Sophie Torrent démontre dans cet ouvrage qu’il existe de nombreux points de similitude entre la violence féminine et la violence masculine. Par exemple, que les hommes restent dans des relations de violence pour les mêmes raisons que les femmes, à savoir des raisons d’ordre économique et pour les enfants. Autres exemples: que des hommes entretiennent eux aussi des croyances illusoires sur «l’amour qui peut surmonter tous les obstacles», qu’ils sont portés à minimiser les actes de violence, ou même à les nier, qu’ils espèrent que le temps va arranger les choses…
Mais ce qui fait l’originalité de la recherche de Mme Torrent, c’est qu’elle souligne les spécificités de la violence des hommes battus: la violence subie par l’homme n’atteint pas seulement son intégrité personnelle, mais aussi son intégrité sociale et professionnelle. Plus que son identité, ce sont les rôles masculins qui sont bafoués et humiliés chez l’homme battu.
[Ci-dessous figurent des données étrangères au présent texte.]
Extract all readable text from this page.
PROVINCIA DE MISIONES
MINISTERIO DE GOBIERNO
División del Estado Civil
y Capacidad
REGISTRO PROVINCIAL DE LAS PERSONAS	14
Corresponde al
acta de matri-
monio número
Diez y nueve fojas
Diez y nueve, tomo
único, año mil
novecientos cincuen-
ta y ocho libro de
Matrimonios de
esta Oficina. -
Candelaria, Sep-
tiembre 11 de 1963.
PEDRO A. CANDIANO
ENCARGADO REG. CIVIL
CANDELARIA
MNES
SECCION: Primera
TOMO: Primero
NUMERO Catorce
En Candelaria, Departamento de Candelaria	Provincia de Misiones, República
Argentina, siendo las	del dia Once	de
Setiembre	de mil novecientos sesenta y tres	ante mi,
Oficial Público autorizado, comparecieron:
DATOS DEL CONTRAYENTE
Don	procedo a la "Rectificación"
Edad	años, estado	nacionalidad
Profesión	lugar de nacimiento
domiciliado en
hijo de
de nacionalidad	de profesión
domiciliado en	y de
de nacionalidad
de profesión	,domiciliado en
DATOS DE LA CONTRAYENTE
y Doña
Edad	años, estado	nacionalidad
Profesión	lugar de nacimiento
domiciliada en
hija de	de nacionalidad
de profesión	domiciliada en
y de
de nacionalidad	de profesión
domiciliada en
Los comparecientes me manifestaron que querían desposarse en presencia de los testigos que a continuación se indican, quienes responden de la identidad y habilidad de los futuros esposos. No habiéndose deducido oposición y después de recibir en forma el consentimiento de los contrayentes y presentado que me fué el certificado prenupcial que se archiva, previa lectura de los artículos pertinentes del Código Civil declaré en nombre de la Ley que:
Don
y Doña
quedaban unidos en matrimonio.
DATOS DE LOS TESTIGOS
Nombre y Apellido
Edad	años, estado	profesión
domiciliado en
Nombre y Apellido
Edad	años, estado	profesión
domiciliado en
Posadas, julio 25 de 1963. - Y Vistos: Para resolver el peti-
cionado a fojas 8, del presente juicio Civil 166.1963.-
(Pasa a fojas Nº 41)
C’est l’individualité de l’homme en tant qu’être public que la femme violente attaque ou refuse de reconnaître. «La femme violente attaque les espaces conquis par l’homme, essentiellement la sphère publique.» Mme Torrent fait aussi la preuve que, plus encore que la violence physique, c’est la violence psychologique qui «tue» l’homme.
Que ce livre ait été écrit par une femme donne à celui-ci une crédibilité qu’un auteur masculin n’aurait pu avoir. Bravo, Mme Torrent, pour votre recherche et votre courage d’avoir abordé ce tabou de la violence féminine au coeur du tabou de la violence domestique. J’espère que la conscientisation de la violence faite aux hommes par votre ouvrage constituera un pas dans cette direction, car c’est la violence sous toutes ses formes qui doit être éradiquée
Yvon Dallaire, M. P.s.
Psychologue-sexologue
Auteur de Homme et fier de l’être
Fondateur du Centre Psycho-Corporel de Québec, Canada
Avertissement
Ce livre s’adresse en premier chef aux hommes battus et aux intervenants sociaux qui les rencontrent, puis à tous ceux que le problème de la violence interpelle. Issu d’un travail de recherche en Suisse, il ne propose pas de nouvelle conceptualisation de la violence et s’étaie largement sur la théorie déjà existante et sur des auteurs plus ou moins connus du grand public.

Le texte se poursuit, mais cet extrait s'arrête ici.